Parce que la Suisse n’a plus le choix – elle doit supprimer les régimes fiscaux cantonaux privilégiés – un non à la RIEIII obligera le Parlement à présenter rapidement un nouveau projet correctement contre-financé par l’économie. Il n’y a donc rien à craindre pour les emplois en disant non.
Il est juste de vouloir supprimer les régimes fiscaux cantonaux privilégiés pour les holding et les sociétés d’administration étrangères, devenus incompatibles avec les standards fiscaux internationaux, car ils sont contraires à l’égalité fiscale. Mais malheureusement les élites politico-économiques en ont profité pour baisser massivement les impôts des entreprises sans que cela soit nécessaire. D’où des pertes fiscales de 1,3 milliards de francs pour la Confédération et de plusieurs milliards de francs pour les cantons, surtout du fait de la baisse de leurs taux d’imposition des entreprises. Prévue pour entrer en vigueur en 2019, la réforme a déjà provoqué une recrudescence de la concurrence fiscale entre cantons. Alors que le taux d’imposition moyen des entreprises en Suisse a déjà baissé entre 2005 et 2014 de plus de 4 points de pourcentage passant de 22 à 18 , on se dirige maintenant vers moins de 16 suite aux mesures décidées ou prévues par la plupart des cantons (par exemple Vaud de 22,8% à 13,8%, GE de 24,2% à 13,5%, BS de 22,2% à 13%, SH de 16% à 12%, FR de 19,9% à 13,7% etc.).
Un chèque en blanc
A ces lourdes pertes fiscales s’en ajoutent d’autres d’’ampleur inconnue, la réforme prévoyant pour les cantons des instruments facultatifs : adaptation des impôts cantonaux sur le capital, déductions massives pour les revenus tirés de brevet (90%), déductions pour les frais de recherche et de développement (jusqu’à 150%, bien plus que les dépenses réelles !), impôt sur le bénéfice corrigé des intérêts. Le Parlement a certes fixé une limite aux divers allégements. Mais elle est extrêmement basse, le cumul des allégements ne devant pas dépasser 80% du bénéfice net imposable avant leur déduction. Ainsi, en exploitant à fond les outils de la boîte fiscale, les entreprises ne paieront plus 100% mais 20% de l’impôt cantonal et communal. Cela est choquant au vu de l’égalité fiscale avec le contribuable. Il en résulte le fait que les citoyens et citoyennes devront se prononcer sur un projet dont on ignore largement l’ampleur des pertes fiscales. Dire oui c’est donc accepter un chèque en blanc ou un chèque qui ne serait pas complètement provisionné.

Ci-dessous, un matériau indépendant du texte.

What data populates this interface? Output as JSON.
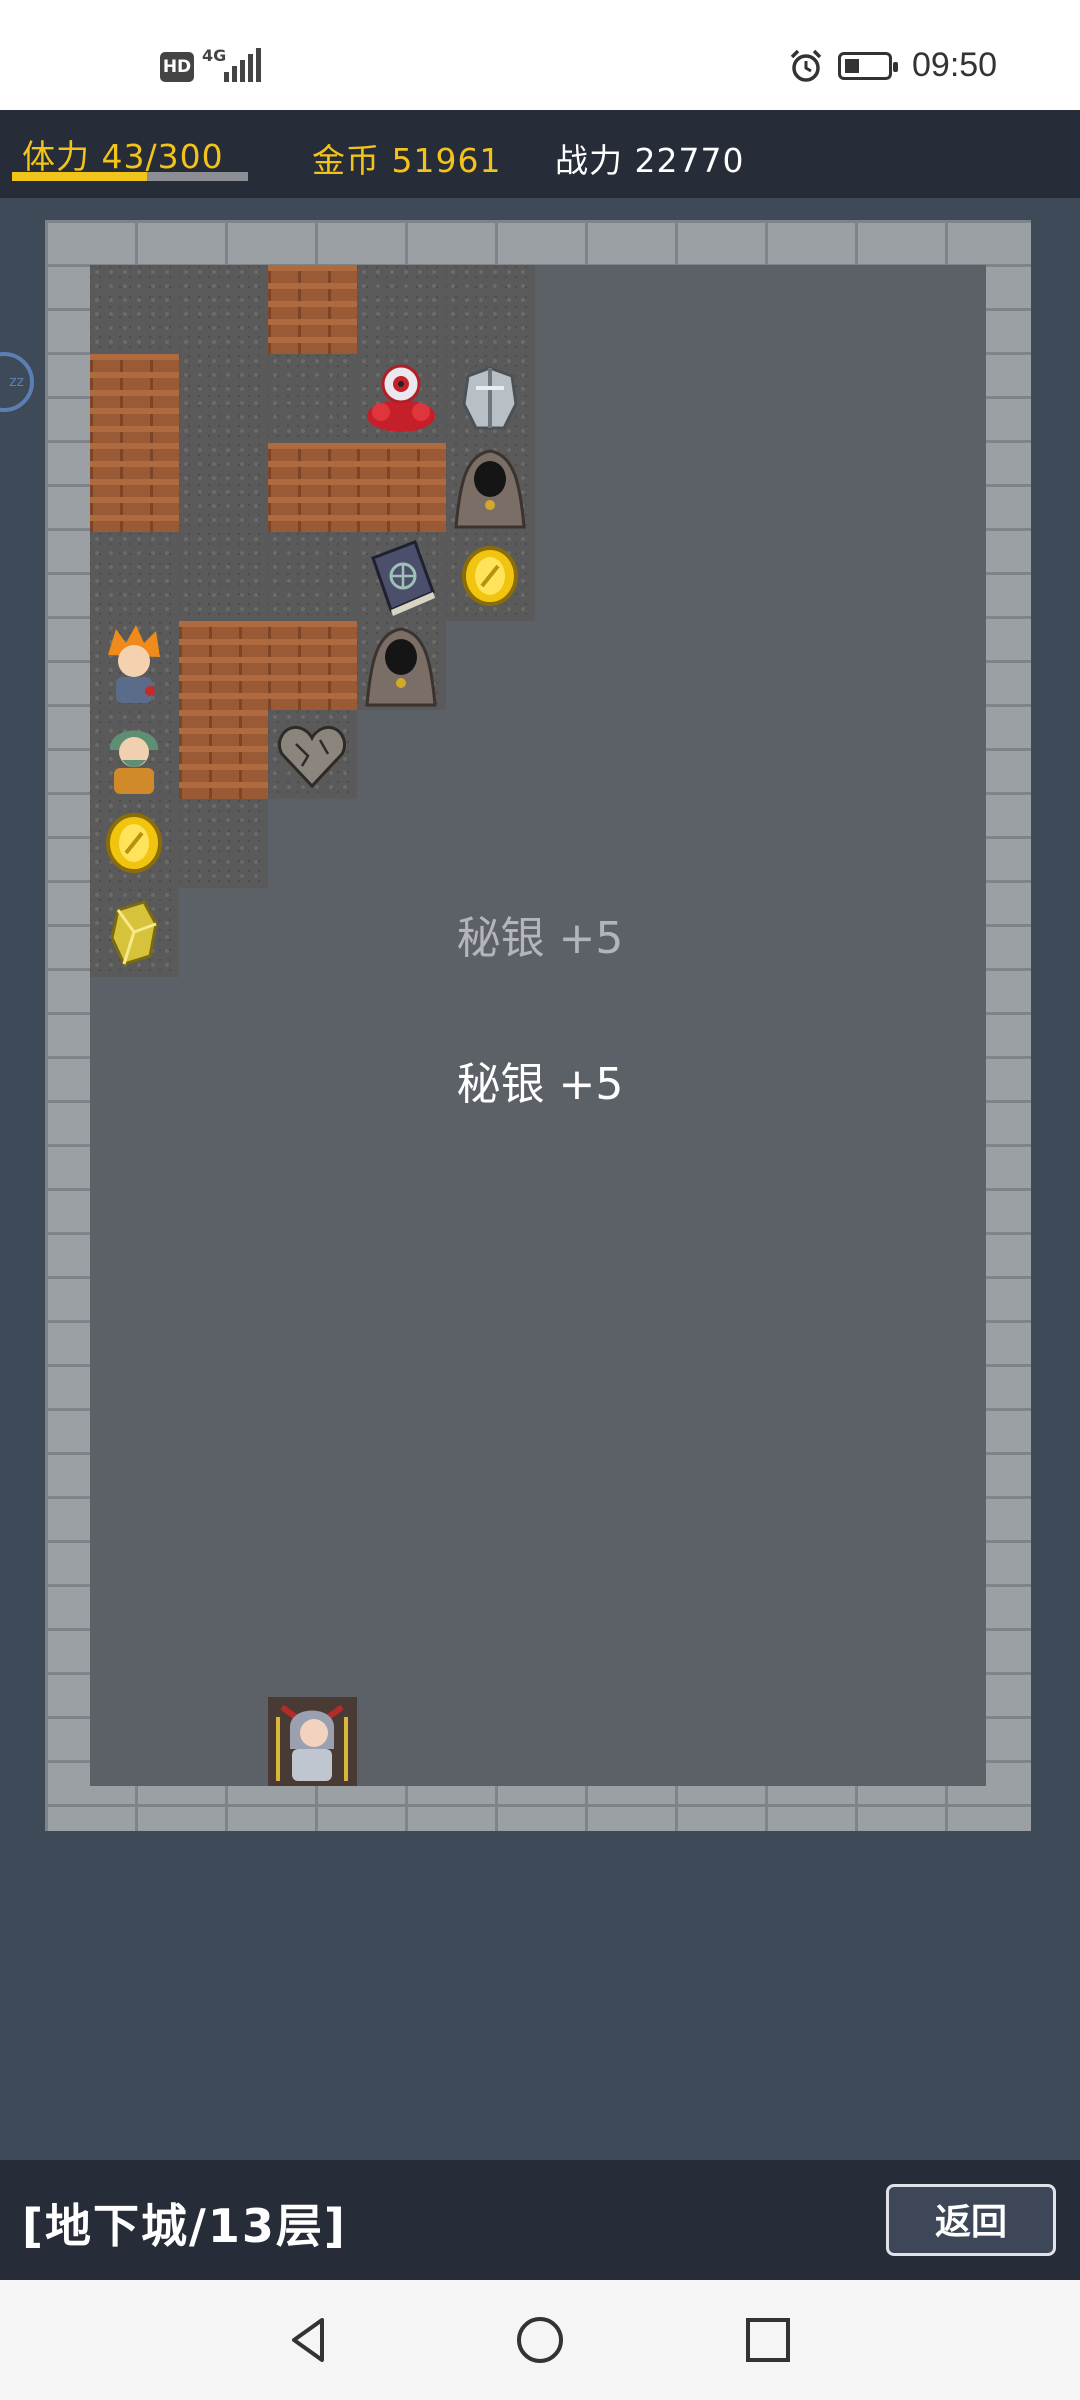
{
  "status_bar": {
    "hd": "HD",
    "network": "4G",
    "time": "09:50"
  },
  "stats": {
    "stamina_text": "体力 43/300",
    "stamina_fraction": 0.1433,
    "gold_text": "金币 51961",
    "power_text": "战力 22770",
    "stamina_color": "#f2c31a"
  },
  "float_messages": [
    {
      "text": "秘银 +5",
      "color": "#b3b5ba"
    },
    {
      "text": "秘银 +5",
      "color": "#ffffff"
    }
  ],
  "map": {
    "sprites": [
      "red-eyeball-slime",
      "silver-armor",
      "hooded-wraith",
      "dark-spellbook",
      "gold-coin",
      "hooded-wraith",
      "orange-hair-npc",
      "green-hair-npc",
      "stone-heart",
      "gold-coin",
      "gold-gem",
      "hero-player"
    ]
  },
  "bottom_bar": {
    "floor_label": "[地下城/13层]",
    "back_label": "返回"
  },
  "side_widget": {
    "label": "zz"
  }
}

Ce qui est par contre sûr c’est que les pertes en milliards de francs seront payées par la population par des hausses d’impôts ou des baisses de prestations, le Parlement ayant renoncé à toute mesure de contre-financement par l’économie. Cela est profondément injuste vu que les infrastructures des collectivités publiques profitent évidemment aussi aux entreprises et qu’elles leur sont même indispensables pour développer leurs activités. De nombreux cantons ayant déjà des problèmes financiers, il va sans dire que la réforme aggravera les programmes d’économie en cours ou sera à l’origine de nouvelles coupes de prestations.
Les partisans de la RIE III font croire qu’un non à la réforme provoquera le départ de bon nombre de sociétés privilégiées avec la perte correspondante d’emplois et de recettes fiscales et veulent donc intimider les citoyens et citoyennes pour qu’ils n’osent pas dire non. Or, cette argumentation ne résiste pas aux faits : primo, comme les cantons sont en train de baisser fortement leurs taux d’imposition, le risque que les sociétés en question partent à l’étranger est très faible et le faible nombre de partants potentiels ira en premier lieu vers les cantons aux taux d’imposition les plus bas. Secundo, l’implantation d’entreprises étrangères dépend d’un ensemble de facteurs – pas seulement la fiscalité – et la Suisse est à cet égard l’un des meilleurs sites d’implantation au monde grâce à ses très bonnes infrastructures, son excellent système de formation, sa main-d’œuvre qualifiée, son marché du travail flexible, sa forte capacité d’innovation, son administration efficace etc. Tertio, c’est si on dit oui à la RIE III que le risque de pertes d’emplois est le plus grande : car les lourdes pertes fiscales en cas de oui réduiront les prestations de service public, ce qui impliquera des suppressions de poste ou au mieux un gel des embauches avec le risque d’une pression supplémentaire sur les conditions de travail. L’alarmisme des partisans de la réforme en cas de non au sujet des pertes fiscales et des pertes d’emploi n’est donc pas crédible. Il faut espérer que les citoyens et citoyennes s’en rendront compte et ne se laisseront pas gagner par la peur.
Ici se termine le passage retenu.